Why Can't I Eat My Mom's Turkey?

From early August, 2007 until mid June, 2008 I lived with a woman. But I didn’t just live with any woman. I lived with a woman who is the single most influential person in my life up this point outside of my immediate family. She was my Heidi Klum…

It was at the start of my second year working as an Assistant Basketball Coach at Western New Mexico University that Barbara and I moved in together. We moved into a small adobe house with faded white walls and an outdated linoleum kitchen floor. We slept on an IKEA futon that we would later sell to locals for $50 and watched DVRed shows every night. When I got home from work Barbara would often have already eaten but would still sit on our small two-person couch working on her black 13 inch Mac Book Pro while I slowly ate on the floor below.

Occasionally when we did eat at the same time Barbara would make herself pancakes while I ate some combination of salad, protein and carbohydrate. I never understood how she could eat breakfast food for dinner. Dating back to the first time my parents let me choose my own food in a restaurant I never ordered anything close to breakfast food. It’s not that I’m ideologically opposed to the “most important meal of the day” I just would rather have a burger and fries then a denver omelet and hash browns.

After living with Barbara for 10 months I knew that my move to Hanover, New Hampshire was not going to be easy. I had grown accustomed to venting to her after losses and describing sporting events to her in the other room. After a few weeks of living and working in Hanover I began to really missed Barbara. I watched Project Runway, compulsively took care of my teeth (Barbara is going to be a dentist), snuggled with my pillow and acted out my loneliness in a variety of other ways. One of those other ways was that I began eating pancakes. At first it was simple blueberry pancakes on a Sunday morning. Then it was apple-cinnamon pancakes on a Friday night after a long week. Eventually my pancake eating evolved in to a full-blown coping mechanism. By December I was eating pancakes several times a week and becoming quite the connoisseur.

Barbara and I were engaged from late-October 2008 until mid-May 2009 and during that time we were in the same zip code for less than a quarter of it.
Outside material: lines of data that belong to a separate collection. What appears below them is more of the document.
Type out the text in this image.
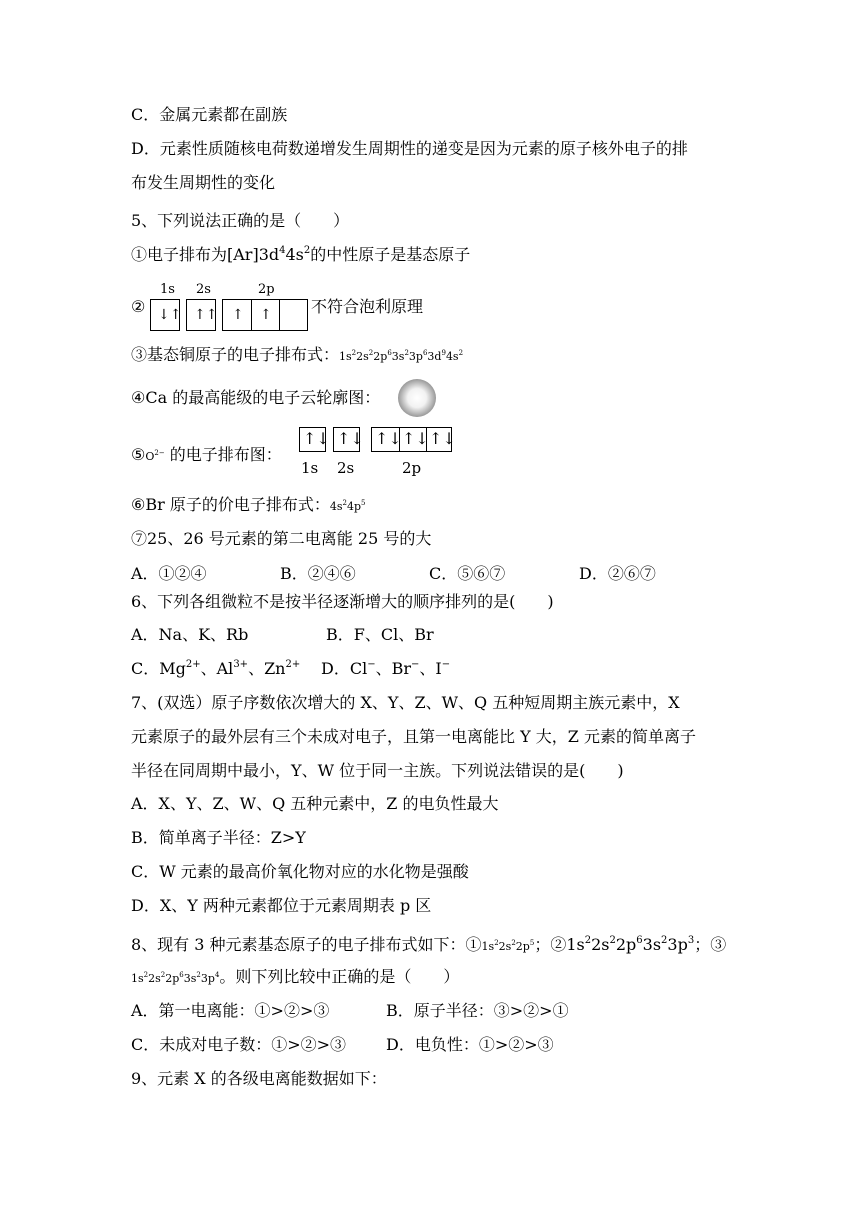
C．金属元素都在副族
D．元素性质随核电荷数递增发生周期性的递变是因为元素的原子核外电子的排
布发生周期性的变化
5、下列说法正确的是（　　）
①电子排布为$[Ar]3d^44s^2$的中性原子是基态原子
②
1s 2s	2p
↓↑ ↑↑ ↑ ↑ 不符合泡利原理
③基态铜原子的电子排布式：$1s^22s^22p^63s^23p^63d^94s^2$
④Ca 的最高能级的电子云轮廓图：
$⑤O^{2-}$ 的电子排布图：
↑↓ ↑↓ ↑↓ ↑↓ ↑↓
1s 2s	2p
⑥Br 原子的价电子排布式：$4s^24p^5$
⑦25、26 号元素的第二电离能 25 号的大
A．①②④	B．②④⑥	C．⑤⑥⑦	D．②⑥⑦
6、下列各组微粒不是按半径逐渐增大的顺序排列的是(　　)
A．Na、K、Rb	B．F、Cl、Br
C．$Mg^{2+}$、$Al^{3+}$、$Zn^{2+}$ D．Cl−、Br−、I−
7、(双选）原子序数依次增大的 X、Y、Z、W、Q 五种短周期主族元素中，X
元素原子的最外层有三个未成对电子，且第一电离能比 Y 大，Z 元素的简单离子
半径在同周期中最小，Y、W 位于同一主族。下列说法错误的是(　　)
A．X、Y、Z、W、Q 五种元素中，Z 的电负性最大
B．简单离子半径：Z>Y
C．W 元素的最高价氧化物对应的水化物是强酸
D．X、Y 两种元素都位于元素周期表 p 区
8、现有 3 种元素基态原子的电子排布式如下：$①1s^22s^22p^5$；$②1s^22s^22p^63s^23p^3$；③
$1s^22s^22p^63s^23p^4$。则下列比较中正确的是（　　）
A．第一电离能：①>②>③	B．原子半径：③>②>①
C．未成对电子数：①>②>③ D．电负性：①>②>③
9、元素 X 的各级电离能数据如下：
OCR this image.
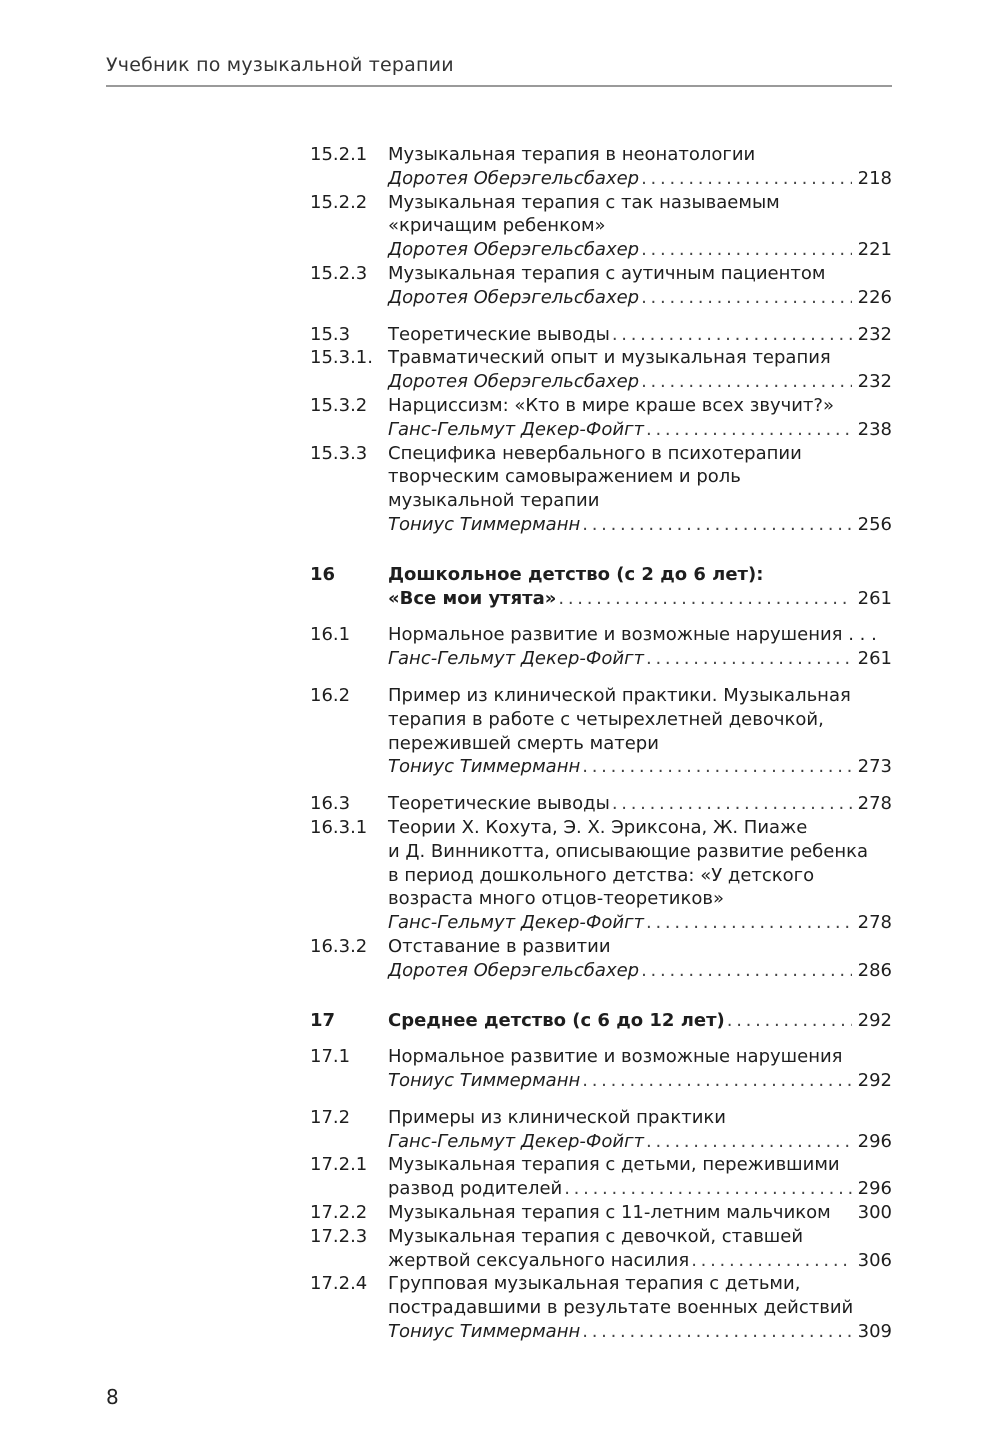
Учебник по музыкальной терапии
15.2.1	Музыкальная терапия в неонатологии
Доротея Оберэгельсбахер . . .	218
15.2.2	Музыкальная терапия с так называемым
«кричащим ребенком»
Доротея Оберэгельсбахер . . .	221
15.2.3	Музыкальная терапия с аутичным пациентом
Доротея Оберэгельсбахер . . .	226
15.3	Теоретические выводы . . .	232
15.3.1. Травматический опыт и музыкальная терапия
Доротея Оберэгельсбахер . . .	232
15.3.2	Нарциссизм: «Кто в мире краше всех звучит?»
Ганс-Гельмут Декер-Фойгт . . .	238
15.3.3	Специфика невербального в психотерапии
творческим самовыражением и роль
музыкальной терапии
Тониус Тиммерманн . . .	256
16	Дошкольное детство (с 2 до 6 лет):
«Все мои утята» . . .	261
16.1	Нормальное развитие и возможные нарушения . . .
Ганс-Гельмут Декер-Фойгт . . .	261
16.2	Пример из клинической практики. Музыкальная
терапия в работе с четырехлетней девочкой,
пережившей смерть матери
Тониус Тиммерманн . . .	273
16.3	Теоретические выводы . . .	278
16.3.1	Теории Х. Кохута, Э. Х. Эриксона, Ж. Пиаже
и Д. Винникотта, описывающие развитие ребенка
в период дошкольного детства: «У детского
возраста много отцов-теоретиков»
Ганс-Гельмут Декер-Фойгт . . .	278
16.3.2	Отставание в развитии
Доротея Оберэгельсбахер . . .	286
17	Среднее детство (с 6 до 12 лет) . . .	292
17.1	Нормальное развитие и возможные нарушения
Тониус Тиммерманн . . .	292
17.2	Примеры из клинической практики
Ганс-Гельмут Декер-Фойгт . . .	296
17.2.1	Музыкальная терапия с детьми, пережившими
развод родителей . . .	296
17.2.2	Музыкальная терапия с 11-летним мальчиком 300
17.2.3	Музыкальная терапия с девочкой, ставшей
жертвой сексуального насилия . . .	306
17.2.4	Групповая музыкальная терапия с детьми,
пострадавшими в результате военных действий
Тониус Тиммерманн . . .	309
8
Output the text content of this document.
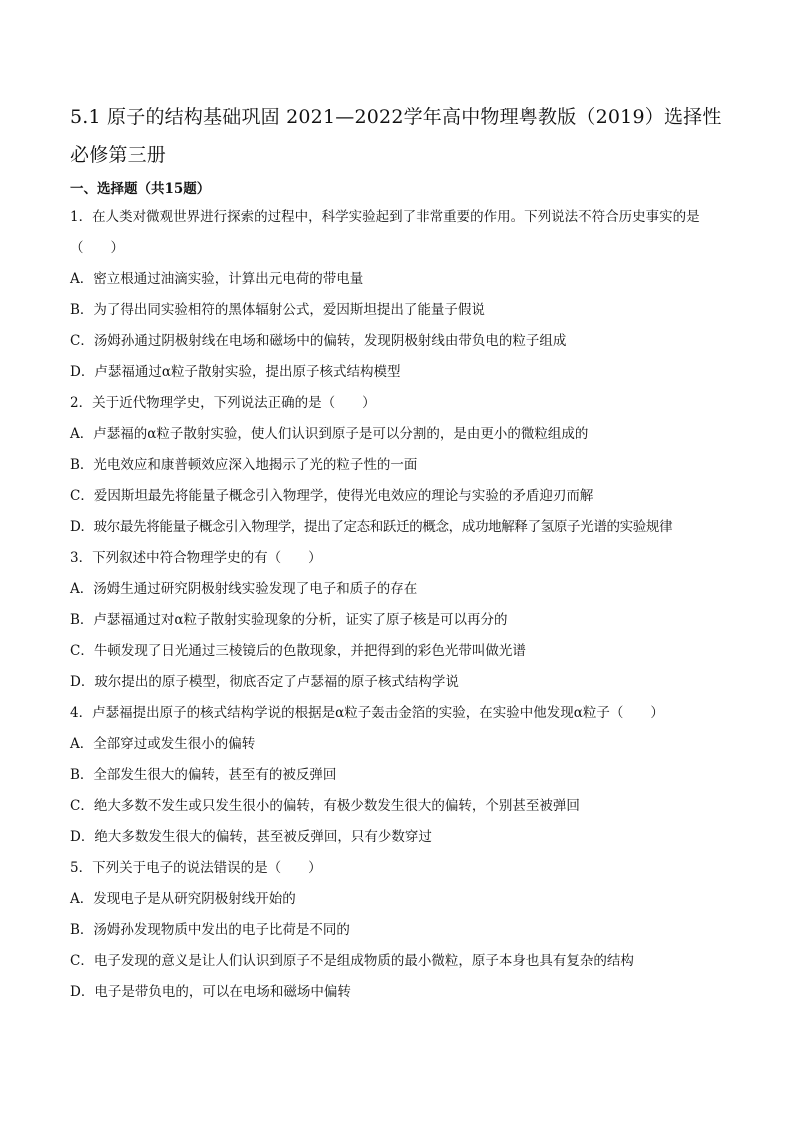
5.1 原子的结构基础巩固 2021—2022学年高中物理粤教版（2019）选择性必修第三册
一、选择题（共15题）

1．在人类对微观世界进行探索的过程中，科学实验起到了非常重要的作用。下列说法不符合历史事实的是（　　）

A．密立根通过油滴实验，计算出元电荷的带电量

B．为了得出同实验相符的黑体辐射公式，爱因斯坦提出了能量子假说

C．汤姆孙通过阴极射线在电场和磁场中的偏转，发现阴极射线由带负电的粒子组成

D．卢瑟福通过α粒子散射实验，提出原子核式结构模型

2．关于近代物理学史，下列说法正确的是（　　）

A．卢瑟福的α粒子散射实验，使人们认识到原子是可以分割的，是由更小的微粒组成的

B．光电效应和康普顿效应深入地揭示了光的粒子性的一面

C．爱因斯坦最先将能量子概念引入物理学，使得光电效应的理论与实验的矛盾迎刃而解

D．玻尔最先将能量子概念引入物理学，提出了定态和跃迁的概念，成功地解释了氢原子光谱的实验规律

3．下列叙述中符合物理学史的有（　　）

A．汤姆生通过研究阴极射线实验发现了电子和质子的存在

B．卢瑟福通过对α粒子散射实验现象的分析，证实了原子核是可以再分的

C．牛顿发现了日光通过三棱镜后的色散现象，并把得到的彩色光带叫做光谱

D．玻尔提出的原子模型，彻底否定了卢瑟福的原子核式结构学说

4．卢瑟福提出原子的核式结构学说的根据是α粒子轰击金箔的实验，在实验中他发现α粒子（　　）

A．全部穿过或发生很小的偏转

B．全部发生很大的偏转，甚至有的被反弹回

C．绝大多数不发生或只发生很小的偏转，有极少数发生很大的偏转，个别甚至被弹回

D．绝大多数发生很大的偏转，甚至被反弹回，只有少数穿过

5．下列关于电子的说法错误的是（　　）

A．发现电子是从研究阴极射线开始的

B．汤姆孙发现物质中发出的电子比荷是不同的

C．电子发现的意义是让人们认识到原子不是组成物质的最小微粒，原子本身也具有复杂的结构

D．电子是带负电的，可以在电场和磁场中偏转
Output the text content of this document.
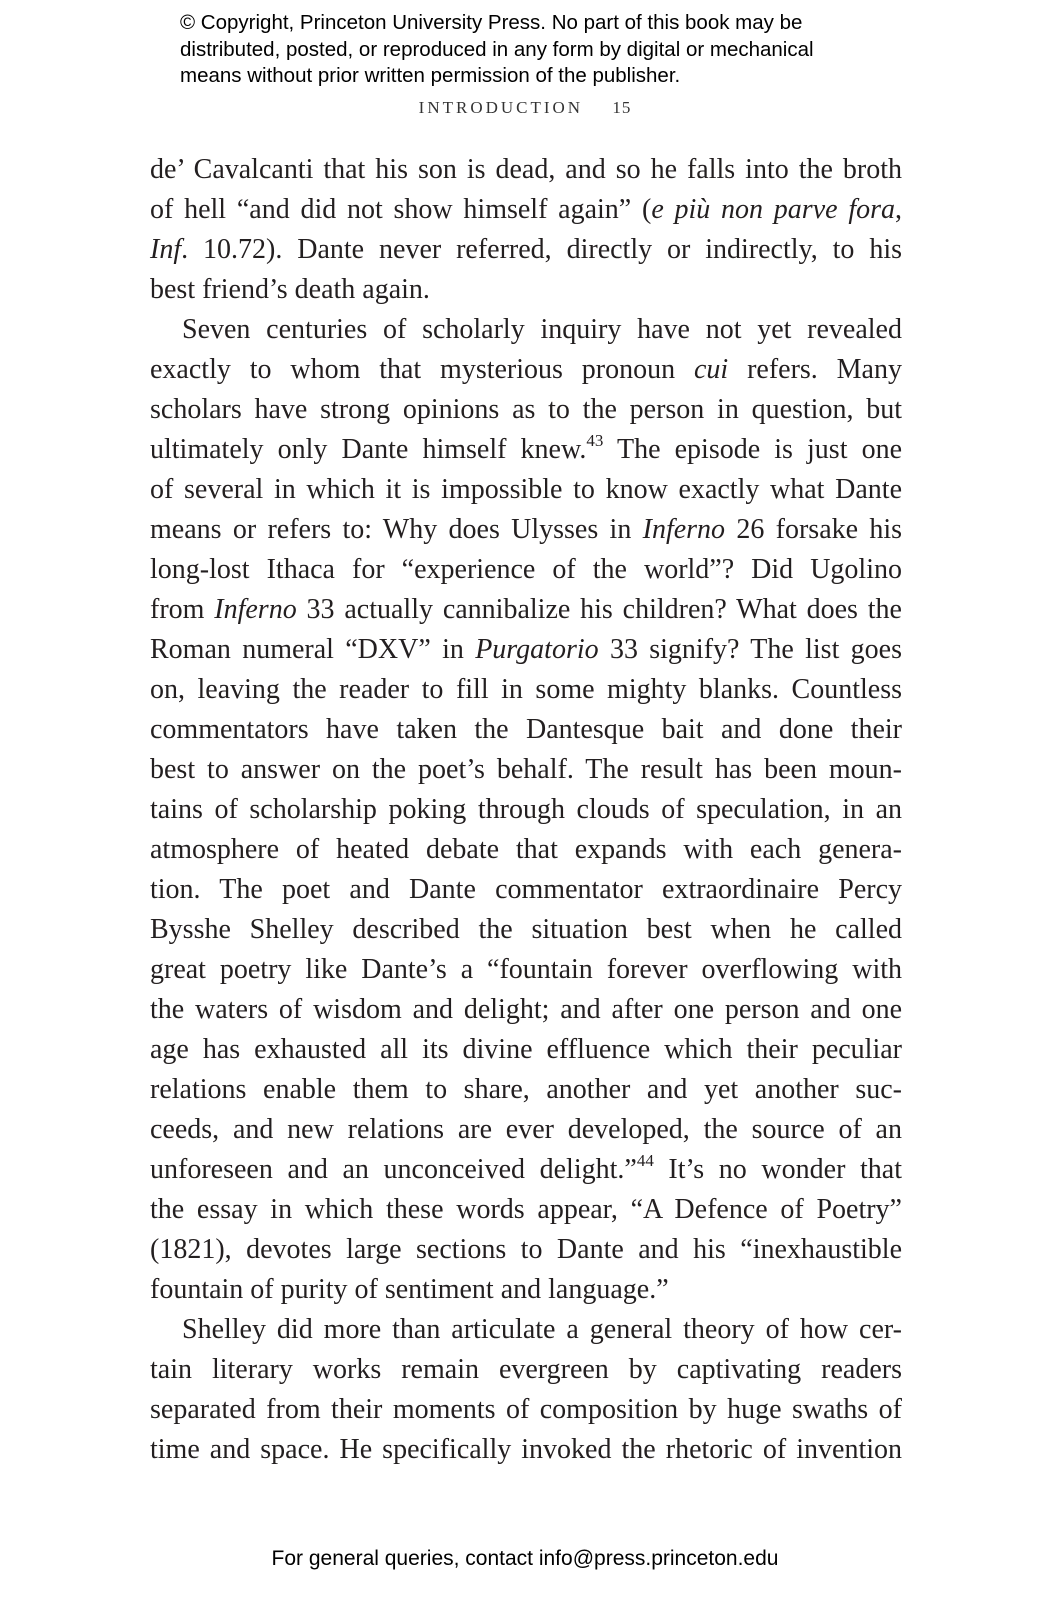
© Copyright, Princeton University Press. No part of this book may be
distributed, posted, or reproduced in any form by digital or mechanical
means without prior written permission of the publisher.
INTRODUCTION 15
de’ Cavalcanti that his son is dead, and so he falls into the broth
of hell “and did not show himself again” (e più non parve fora,
Inf. 10.72). Dante never referred, directly or indirectly, to his
best friend’s death again.
Seven centuries of scholarly inquiry have not yet revealed
exactly to whom that mysterious pronoun cui refers. Many
scholars have strong opinions as to the person in question, but
ultimately only Dante himself knew.$^{43}$ The episode is just one
of several in which it is impossible to know exactly what Dante
means or refers to: Why does Ulysses in Inferno 26 forsake his
long-lost Ithaca for “experience of the world”? Did Ugolino
from Inferno 33 actually cannibalize his children? What does the
Roman numeral “DXV” in Purgatorio 33 signify? The list goes
on, leaving the reader to fill in some mighty blanks. Countless
commentators have taken the Dantesque bait and done their
best to answer on the poet’s behalf. The result has been moun-
tains of scholarship poking through clouds of speculation, in an
atmosphere of heated debate that expands with each genera-
tion. The poet and Dante commentator extraordinaire Percy
Bysshe Shelley described the situation best when he called
great poetry like Dante’s a “fountain forever overflowing with
the waters of wisdom and delight; and after one person and one
age has exhausted all its divine effluence which their peculiar
relations enable them to share, another and yet another suc-
ceeds, and new relations are ever developed, the source of an
unforeseen and an unconceived delight.”$^{44}$ It’s no wonder that
the essay in which these words appear, “A Defence of Poetry”
(1821), devotes large sections to Dante and his “inexhaustible
fountain of purity of sentiment and language.”
Shelley did more than articulate a general theory of how cer-
tain literary works remain evergreen by captivating readers
separated from their moments of composition by huge swaths of
time and space. He specifically invoked the rhetoric of invention
For general queries, contact info@press.princeton.edu
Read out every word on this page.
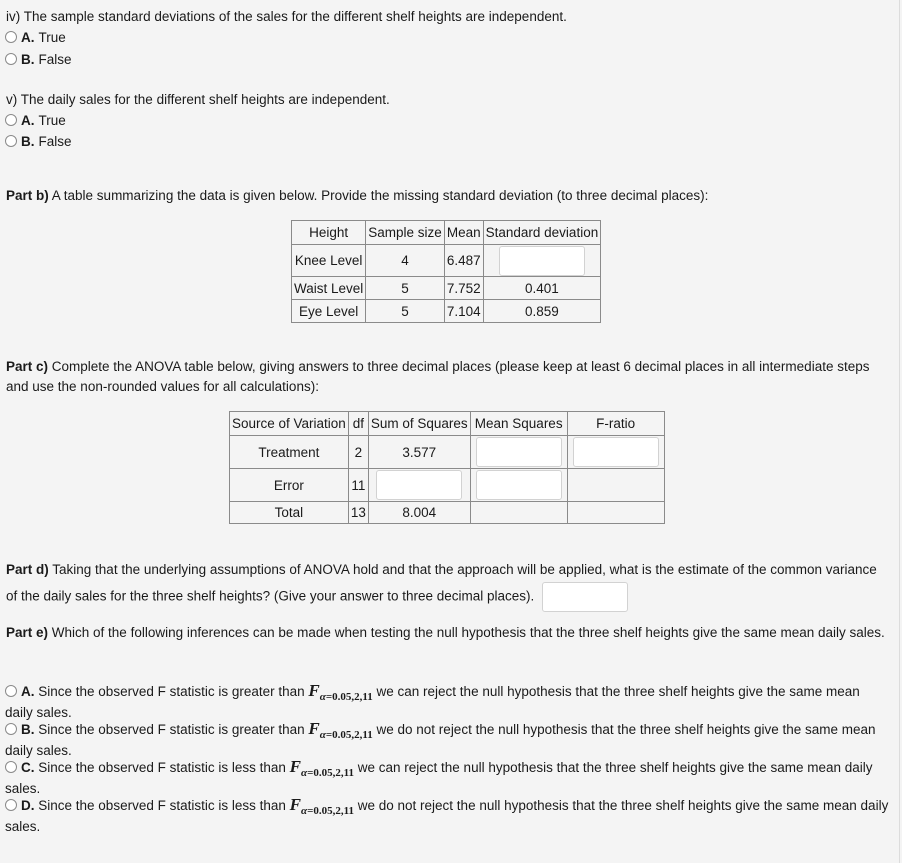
iv) The sample standard deviations of the sales for the different shelf heights are independent.
A. True
B. False
v) The daily sales for the different shelf heights are independent.
A. True
B. False
Part b) A table summarizing the data is given below. Provide the missing standard deviation (to three decimal places):
Height	Sample size	Mean	Standard deviation
Knee Level	4	6.487	
Waist Level	5	7.752	0.401
Eye Level	5	7.104	0.859
Part c) Complete the ANOVA table below, giving answers to three decimal places (please keep at least 6 decimal places in all intermediate steps and use the non-rounded values for all calculations):
Source of Variation	df	Sum of Squares	Mean Squares	F-ratio
Treatment	2	3.577		
Error	11			
Total	13	8.004		
Part d) Taking that the underlying assumptions of ANOVA hold and that the approach will be applied, what is the estimate of the common variance of the daily sales for the three shelf heights? (Give your answer to three decimal places).
Part e) Which of the following inferences can be made when testing the null hypothesis that the three shelf heights give the same mean daily sales.
A. Since the observed F statistic is greater than $F_{\alpha=0.05,2,11}$ we can reject the null hypothesis that the three shelf heights give the same mean daily sales.
B. Since the observed F statistic is greater than $F_{\alpha=0.05,2,11}$ we do not reject the null hypothesis that the three shelf heights give the same mean daily sales.
C. Since the observed F statistic is less than $F_{\alpha=0.05,2,11}$ we can reject the null hypothesis that the three shelf heights give the same mean daily sales.
D. Since the observed F statistic is less than $F_{\alpha=0.05,2,11}$ we do not reject the null hypothesis that the three shelf heights give the same mean daily sales.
I understand now that we grew apart during the time I was in Hanover, but that realization doesn’t make my acceptance of our break up any easier. Because tonight, at Rosh Hashanah dinner, I sat with friends and family in front of an empty plate. Everyone else enjoyed the wonderful meal my mom had prepared of roasted turkey breast with brown gravy, roasted vegetables, steamed green beans, homemade minestrone soup and raisin challah, but I ate nothing.

I waited until all our guests were safely driving home and the kitchen was cleaned up to prepare my dinner. And that is why, as I sit here writing this very fucking sentence, I have sitting next to me my dinner of Michigan peach and brown sugar pancakes. A delicious combination thought up by my mom earlier in the day. The only difference between her meal of pancakes and mine is that she ate them to fill a void in her stomach and I eat mine to fill a void in my heart.